I’ve also been quiet the last few months, hibernating during the first real winter I’ve ever experienced in my life. Sharing only with my inner circle and downgrading some aspects of my life while upgrading others. That doesn’t mean I have rested on my laurels. In fact, I’ve been doing the exact opposite. In the coming weeks, I’ll be re-designing (hopefully through my new knowledge of coding) this site to showcase some of the creative projects I’ve been working on, highlight my learnings, and share observations that people, or at least I, never saw while living a faster pace lifestyle.
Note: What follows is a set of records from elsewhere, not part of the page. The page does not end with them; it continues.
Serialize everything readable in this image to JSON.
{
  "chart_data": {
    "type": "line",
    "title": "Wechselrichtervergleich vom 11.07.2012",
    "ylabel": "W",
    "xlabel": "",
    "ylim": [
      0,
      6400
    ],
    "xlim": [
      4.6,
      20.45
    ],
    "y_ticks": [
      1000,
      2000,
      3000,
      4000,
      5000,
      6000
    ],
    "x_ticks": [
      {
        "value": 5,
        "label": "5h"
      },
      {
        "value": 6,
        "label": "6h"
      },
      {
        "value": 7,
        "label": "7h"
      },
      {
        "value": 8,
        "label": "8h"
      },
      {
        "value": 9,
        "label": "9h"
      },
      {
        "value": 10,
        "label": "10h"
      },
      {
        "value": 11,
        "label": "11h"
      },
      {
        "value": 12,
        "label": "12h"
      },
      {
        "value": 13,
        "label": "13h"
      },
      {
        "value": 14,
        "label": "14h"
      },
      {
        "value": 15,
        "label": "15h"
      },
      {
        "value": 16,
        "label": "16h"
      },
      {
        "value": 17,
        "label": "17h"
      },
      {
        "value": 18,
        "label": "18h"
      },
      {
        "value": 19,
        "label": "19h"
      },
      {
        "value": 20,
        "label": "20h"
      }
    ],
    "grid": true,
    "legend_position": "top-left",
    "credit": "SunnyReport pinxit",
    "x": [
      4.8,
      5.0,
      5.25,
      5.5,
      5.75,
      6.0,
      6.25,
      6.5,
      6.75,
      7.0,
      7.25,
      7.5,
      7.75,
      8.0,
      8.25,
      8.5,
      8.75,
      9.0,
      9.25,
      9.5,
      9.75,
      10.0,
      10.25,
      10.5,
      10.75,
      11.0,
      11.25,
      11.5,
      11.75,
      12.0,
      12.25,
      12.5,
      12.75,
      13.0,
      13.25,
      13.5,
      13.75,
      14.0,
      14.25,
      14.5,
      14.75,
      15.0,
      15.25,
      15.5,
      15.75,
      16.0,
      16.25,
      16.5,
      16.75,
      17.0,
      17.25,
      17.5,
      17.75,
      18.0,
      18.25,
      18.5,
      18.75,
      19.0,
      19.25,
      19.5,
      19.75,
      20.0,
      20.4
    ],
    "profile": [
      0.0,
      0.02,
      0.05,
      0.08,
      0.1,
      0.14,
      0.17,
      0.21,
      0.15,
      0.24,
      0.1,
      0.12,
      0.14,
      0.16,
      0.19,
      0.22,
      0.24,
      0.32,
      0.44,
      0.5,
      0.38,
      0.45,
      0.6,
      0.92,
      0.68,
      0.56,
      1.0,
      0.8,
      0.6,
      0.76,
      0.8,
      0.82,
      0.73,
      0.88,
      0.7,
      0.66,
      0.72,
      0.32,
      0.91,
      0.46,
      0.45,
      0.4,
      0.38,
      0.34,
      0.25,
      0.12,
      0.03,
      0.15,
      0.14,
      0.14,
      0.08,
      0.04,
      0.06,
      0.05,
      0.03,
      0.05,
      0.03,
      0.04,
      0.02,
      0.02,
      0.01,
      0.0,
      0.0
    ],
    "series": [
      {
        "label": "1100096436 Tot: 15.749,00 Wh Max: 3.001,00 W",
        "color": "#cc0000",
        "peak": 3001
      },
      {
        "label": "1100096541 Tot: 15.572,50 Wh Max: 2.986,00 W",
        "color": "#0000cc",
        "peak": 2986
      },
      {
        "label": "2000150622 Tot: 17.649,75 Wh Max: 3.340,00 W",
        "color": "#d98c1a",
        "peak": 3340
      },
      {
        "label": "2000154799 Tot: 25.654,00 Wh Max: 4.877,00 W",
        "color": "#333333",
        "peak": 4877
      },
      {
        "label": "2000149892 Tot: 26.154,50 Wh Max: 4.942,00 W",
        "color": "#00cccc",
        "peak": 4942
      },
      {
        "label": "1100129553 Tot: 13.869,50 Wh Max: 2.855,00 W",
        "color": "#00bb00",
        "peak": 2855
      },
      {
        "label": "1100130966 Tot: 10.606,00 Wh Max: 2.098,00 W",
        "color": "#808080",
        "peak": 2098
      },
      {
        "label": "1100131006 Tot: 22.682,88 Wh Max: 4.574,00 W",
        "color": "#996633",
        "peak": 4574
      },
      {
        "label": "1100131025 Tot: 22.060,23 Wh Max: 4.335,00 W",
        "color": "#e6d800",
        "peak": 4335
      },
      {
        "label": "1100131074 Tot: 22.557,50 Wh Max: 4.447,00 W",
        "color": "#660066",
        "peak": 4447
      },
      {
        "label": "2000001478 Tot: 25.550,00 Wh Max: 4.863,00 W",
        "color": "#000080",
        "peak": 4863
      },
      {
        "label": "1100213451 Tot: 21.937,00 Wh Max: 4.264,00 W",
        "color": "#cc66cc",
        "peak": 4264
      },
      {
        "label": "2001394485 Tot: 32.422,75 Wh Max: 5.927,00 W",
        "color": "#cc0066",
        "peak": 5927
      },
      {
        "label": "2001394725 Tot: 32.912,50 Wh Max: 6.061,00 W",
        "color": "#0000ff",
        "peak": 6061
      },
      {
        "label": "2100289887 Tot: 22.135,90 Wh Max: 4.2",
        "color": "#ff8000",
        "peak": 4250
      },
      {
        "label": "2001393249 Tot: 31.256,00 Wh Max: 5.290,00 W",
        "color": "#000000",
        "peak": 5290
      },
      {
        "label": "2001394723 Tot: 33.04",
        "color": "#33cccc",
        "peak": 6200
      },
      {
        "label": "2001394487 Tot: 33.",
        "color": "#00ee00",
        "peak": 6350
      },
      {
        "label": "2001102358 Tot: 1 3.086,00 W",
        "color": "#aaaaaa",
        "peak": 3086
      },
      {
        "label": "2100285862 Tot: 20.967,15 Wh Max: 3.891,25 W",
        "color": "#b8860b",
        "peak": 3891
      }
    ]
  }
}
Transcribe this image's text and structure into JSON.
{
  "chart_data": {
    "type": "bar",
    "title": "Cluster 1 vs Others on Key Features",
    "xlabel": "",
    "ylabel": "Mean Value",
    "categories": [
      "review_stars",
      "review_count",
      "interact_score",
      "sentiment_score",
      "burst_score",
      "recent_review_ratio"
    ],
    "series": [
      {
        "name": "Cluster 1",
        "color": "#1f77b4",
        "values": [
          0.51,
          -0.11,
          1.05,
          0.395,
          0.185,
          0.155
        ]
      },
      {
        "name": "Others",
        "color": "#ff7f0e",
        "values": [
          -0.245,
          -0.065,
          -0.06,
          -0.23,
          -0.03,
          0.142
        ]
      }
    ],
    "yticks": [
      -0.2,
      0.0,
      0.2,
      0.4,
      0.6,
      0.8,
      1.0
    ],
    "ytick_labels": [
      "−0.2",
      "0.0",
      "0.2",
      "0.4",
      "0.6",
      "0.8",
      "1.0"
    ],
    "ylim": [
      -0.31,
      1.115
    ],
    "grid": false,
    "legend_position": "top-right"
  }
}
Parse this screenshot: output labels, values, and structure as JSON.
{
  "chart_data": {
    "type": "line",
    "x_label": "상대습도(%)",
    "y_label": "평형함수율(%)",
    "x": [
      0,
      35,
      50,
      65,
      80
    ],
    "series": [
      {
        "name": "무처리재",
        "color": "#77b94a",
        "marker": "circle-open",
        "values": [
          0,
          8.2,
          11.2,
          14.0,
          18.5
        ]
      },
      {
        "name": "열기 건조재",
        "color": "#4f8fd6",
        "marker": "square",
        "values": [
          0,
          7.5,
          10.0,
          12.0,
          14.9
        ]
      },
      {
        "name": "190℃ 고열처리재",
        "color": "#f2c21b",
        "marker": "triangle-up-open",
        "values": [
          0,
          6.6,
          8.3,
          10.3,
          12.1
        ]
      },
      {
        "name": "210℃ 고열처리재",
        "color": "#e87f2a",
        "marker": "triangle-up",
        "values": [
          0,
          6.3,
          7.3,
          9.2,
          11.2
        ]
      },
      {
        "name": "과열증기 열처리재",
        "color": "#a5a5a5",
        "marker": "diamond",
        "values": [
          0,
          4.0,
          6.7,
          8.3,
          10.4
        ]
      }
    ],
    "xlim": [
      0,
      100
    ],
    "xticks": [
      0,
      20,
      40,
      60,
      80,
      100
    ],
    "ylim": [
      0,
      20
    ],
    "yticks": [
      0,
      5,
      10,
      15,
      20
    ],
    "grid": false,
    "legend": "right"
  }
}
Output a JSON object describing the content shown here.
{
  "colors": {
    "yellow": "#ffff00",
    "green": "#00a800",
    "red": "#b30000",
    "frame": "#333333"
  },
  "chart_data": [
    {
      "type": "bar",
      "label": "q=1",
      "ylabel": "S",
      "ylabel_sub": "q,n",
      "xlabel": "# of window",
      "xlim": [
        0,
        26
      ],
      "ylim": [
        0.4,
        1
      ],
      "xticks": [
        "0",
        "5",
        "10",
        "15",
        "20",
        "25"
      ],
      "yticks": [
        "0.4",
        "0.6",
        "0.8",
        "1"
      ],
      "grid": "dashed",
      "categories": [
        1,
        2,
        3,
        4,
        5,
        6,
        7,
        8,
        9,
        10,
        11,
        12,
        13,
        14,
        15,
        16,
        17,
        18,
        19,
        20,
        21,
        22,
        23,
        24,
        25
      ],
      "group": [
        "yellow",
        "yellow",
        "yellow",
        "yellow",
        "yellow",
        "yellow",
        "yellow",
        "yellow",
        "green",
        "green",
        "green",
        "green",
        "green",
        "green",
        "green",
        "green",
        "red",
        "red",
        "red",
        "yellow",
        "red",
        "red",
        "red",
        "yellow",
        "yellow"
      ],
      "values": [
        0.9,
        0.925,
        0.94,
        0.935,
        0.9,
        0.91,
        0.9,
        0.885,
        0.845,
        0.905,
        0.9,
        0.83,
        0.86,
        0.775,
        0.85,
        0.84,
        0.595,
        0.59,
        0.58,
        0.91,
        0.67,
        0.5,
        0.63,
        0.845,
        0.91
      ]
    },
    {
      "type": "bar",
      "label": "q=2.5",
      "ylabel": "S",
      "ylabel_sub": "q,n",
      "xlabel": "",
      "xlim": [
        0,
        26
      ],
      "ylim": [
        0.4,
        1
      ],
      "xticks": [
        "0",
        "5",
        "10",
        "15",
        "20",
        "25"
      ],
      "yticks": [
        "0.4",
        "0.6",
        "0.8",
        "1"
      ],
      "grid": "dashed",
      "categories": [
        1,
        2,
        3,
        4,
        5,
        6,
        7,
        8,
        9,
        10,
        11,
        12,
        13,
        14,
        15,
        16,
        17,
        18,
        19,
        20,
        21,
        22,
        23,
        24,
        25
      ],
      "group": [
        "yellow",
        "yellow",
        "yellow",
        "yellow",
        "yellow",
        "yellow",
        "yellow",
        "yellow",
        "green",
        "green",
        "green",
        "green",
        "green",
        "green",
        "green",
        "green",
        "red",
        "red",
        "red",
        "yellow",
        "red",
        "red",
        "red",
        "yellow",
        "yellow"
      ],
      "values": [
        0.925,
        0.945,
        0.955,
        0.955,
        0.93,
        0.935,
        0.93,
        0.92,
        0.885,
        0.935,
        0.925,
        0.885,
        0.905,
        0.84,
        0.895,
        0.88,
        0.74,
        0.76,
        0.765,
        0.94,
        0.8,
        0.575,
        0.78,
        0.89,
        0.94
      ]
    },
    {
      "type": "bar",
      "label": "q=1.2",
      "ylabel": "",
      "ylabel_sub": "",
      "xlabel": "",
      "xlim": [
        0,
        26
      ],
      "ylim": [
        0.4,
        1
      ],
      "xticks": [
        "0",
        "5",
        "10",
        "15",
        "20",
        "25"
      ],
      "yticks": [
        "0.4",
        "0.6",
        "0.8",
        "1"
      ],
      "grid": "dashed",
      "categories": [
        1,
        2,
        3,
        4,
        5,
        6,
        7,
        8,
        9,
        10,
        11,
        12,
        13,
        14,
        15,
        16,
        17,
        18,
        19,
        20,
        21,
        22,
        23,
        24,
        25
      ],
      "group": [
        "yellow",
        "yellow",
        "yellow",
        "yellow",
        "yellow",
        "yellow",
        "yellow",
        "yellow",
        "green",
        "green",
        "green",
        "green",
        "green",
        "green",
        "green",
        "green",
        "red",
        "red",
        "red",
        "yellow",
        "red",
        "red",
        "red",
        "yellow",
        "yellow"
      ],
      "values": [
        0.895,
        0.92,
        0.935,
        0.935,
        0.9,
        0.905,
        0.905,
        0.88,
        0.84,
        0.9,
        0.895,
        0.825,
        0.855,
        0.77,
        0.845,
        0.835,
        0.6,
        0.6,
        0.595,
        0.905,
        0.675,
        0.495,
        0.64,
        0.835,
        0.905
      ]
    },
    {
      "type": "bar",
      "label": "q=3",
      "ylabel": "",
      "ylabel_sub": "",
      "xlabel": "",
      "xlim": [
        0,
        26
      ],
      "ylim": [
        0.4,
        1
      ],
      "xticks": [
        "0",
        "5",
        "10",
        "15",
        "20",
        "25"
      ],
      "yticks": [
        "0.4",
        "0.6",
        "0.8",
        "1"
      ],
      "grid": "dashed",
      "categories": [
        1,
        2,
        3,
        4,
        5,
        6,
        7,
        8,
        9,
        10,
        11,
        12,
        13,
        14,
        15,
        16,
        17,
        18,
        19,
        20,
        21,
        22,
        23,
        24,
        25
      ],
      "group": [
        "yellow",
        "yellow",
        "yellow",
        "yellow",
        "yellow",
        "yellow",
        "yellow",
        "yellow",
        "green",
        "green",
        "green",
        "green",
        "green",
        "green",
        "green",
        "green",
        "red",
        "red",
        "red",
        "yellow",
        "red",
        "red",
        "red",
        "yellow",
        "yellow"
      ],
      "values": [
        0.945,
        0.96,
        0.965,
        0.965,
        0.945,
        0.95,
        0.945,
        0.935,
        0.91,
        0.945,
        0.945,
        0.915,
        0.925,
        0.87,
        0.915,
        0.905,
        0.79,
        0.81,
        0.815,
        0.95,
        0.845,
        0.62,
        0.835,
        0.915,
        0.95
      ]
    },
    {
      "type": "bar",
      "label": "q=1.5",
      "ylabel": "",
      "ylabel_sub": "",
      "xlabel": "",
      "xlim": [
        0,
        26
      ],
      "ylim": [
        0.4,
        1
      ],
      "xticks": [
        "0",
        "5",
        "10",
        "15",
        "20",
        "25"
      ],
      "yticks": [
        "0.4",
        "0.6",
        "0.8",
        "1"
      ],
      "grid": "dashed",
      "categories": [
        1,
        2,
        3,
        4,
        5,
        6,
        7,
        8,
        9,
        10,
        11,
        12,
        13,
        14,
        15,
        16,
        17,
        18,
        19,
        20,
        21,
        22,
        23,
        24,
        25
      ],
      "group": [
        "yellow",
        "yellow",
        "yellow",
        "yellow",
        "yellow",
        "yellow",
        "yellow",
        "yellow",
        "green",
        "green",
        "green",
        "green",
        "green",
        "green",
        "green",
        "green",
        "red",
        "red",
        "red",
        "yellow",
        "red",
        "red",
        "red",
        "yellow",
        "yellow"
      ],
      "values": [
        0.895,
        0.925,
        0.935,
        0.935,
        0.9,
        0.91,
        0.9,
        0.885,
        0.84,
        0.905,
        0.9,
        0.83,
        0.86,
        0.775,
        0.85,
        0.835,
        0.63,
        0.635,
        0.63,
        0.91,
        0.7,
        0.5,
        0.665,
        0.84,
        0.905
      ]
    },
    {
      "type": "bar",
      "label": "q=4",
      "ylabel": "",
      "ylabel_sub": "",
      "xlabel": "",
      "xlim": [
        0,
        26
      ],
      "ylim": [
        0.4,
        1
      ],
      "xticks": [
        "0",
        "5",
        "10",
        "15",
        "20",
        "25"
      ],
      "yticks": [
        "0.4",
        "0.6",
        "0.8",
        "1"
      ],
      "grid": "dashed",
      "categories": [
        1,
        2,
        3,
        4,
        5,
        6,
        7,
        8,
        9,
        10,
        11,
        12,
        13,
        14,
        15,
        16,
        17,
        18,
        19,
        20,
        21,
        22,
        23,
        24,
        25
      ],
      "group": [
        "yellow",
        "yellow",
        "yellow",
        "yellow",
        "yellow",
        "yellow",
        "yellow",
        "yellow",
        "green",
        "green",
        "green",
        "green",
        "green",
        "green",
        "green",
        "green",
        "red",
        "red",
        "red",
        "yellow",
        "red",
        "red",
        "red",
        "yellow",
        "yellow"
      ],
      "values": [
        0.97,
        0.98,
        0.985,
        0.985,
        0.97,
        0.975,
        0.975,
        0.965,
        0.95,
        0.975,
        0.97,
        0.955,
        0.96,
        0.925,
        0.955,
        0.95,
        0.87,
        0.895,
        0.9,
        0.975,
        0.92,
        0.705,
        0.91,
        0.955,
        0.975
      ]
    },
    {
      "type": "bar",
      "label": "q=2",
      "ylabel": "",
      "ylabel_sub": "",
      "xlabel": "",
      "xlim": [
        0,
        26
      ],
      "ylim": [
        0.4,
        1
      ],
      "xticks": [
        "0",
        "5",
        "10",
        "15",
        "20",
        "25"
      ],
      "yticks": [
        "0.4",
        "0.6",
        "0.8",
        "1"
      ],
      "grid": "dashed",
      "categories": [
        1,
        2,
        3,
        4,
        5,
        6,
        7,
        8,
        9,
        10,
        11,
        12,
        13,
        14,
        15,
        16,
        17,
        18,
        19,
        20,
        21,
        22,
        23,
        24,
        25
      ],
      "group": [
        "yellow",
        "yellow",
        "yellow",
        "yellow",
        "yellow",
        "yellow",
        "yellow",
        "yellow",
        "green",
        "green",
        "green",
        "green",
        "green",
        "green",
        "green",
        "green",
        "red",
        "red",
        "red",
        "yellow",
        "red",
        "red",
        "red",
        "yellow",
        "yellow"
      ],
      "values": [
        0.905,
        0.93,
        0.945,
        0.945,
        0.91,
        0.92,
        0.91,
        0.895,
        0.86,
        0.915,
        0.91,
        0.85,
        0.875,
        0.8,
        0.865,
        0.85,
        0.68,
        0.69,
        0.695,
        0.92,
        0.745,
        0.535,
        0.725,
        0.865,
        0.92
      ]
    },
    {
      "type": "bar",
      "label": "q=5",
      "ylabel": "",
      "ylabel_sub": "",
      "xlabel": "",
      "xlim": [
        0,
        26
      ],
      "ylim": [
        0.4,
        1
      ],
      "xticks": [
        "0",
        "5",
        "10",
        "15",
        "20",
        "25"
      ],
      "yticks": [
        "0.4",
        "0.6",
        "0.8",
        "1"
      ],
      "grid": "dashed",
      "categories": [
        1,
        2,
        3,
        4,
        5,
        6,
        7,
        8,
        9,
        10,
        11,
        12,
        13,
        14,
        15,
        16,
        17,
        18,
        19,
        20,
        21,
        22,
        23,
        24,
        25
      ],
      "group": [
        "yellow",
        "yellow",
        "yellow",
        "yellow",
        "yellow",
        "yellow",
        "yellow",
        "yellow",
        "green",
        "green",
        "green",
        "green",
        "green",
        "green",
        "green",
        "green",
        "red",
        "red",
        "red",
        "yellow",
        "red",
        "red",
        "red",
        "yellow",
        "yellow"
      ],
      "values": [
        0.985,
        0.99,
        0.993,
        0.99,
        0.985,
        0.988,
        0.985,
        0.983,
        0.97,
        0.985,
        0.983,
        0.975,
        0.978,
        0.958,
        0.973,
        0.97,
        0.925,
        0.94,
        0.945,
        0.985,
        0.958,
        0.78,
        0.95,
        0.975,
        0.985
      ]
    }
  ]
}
I’ll also be writing about the part-time gig’s I’m taking up to pay my living expenses. Starting with cleaning the rental house of an eccentric and really cool writer/gypsy, tutoring 8 Vietnamese students English, and even running those errands for you 9-5ers through this particular outsource site.

With that I’m also asking for your support. I’m asking you to invest and trust in this new type of educational path, one costing far less than the PhD a few have suggested. I am fully aware it is not traditional. I need you all and want you on this journey with me. I will flounder and at times I might fail. I might take a year or a few months as I pick up one project or idea, play with it and then put it back down. I’m asking for you to believe in me and the zillion ideas that I have and that someday one (or more) of those ideas will burn bright in this world. Sharing and connecting with people gives me energy. Sharing takes me out of my head and allows me to get to the heart of all matters which, the past few months have proven, opens more doors than my mind ever has.

Shine on.

FireInside

12-12-12: Sharing a Golden Birthday

For awhile now I’ve contemplated what to do for my birthday which happens to land this year on the once in a lifetime 12-12-12, just a few days out.  As a person who dances freely between being an extrovert and introvert my plans have gone from 12 days of Animal House style partying to ignoring the entire affair. Through much contemplation I’ve decided to intentionally plan some key activities and events that meld those two competing sides of myself together into a day that honors who I am, what I do and what inspires me year round. I’m still taking suggestions for event #12. So the question is, what else should I do to celebrate my 35th year of life? What’s missing from the list?

1. Write a love letter to my grandmother
2. A random act of kindness
3. Make a wish at 12:12 on 12/12/12 
4. Attend a class at Skillshare
5. Rock climb
6. Call an old friend
7. Cook a new meal from scratch 
8. Watch the meteor showers
9. Break a rule
10. Go on a walk/hike
11. Do nothing/sit in silence for 15 minutes 

12. (Leave your suggestions for #12 in the comment section).

And yes, you read that right, I am 35 feisty years old and still taking life just a tad too seriously.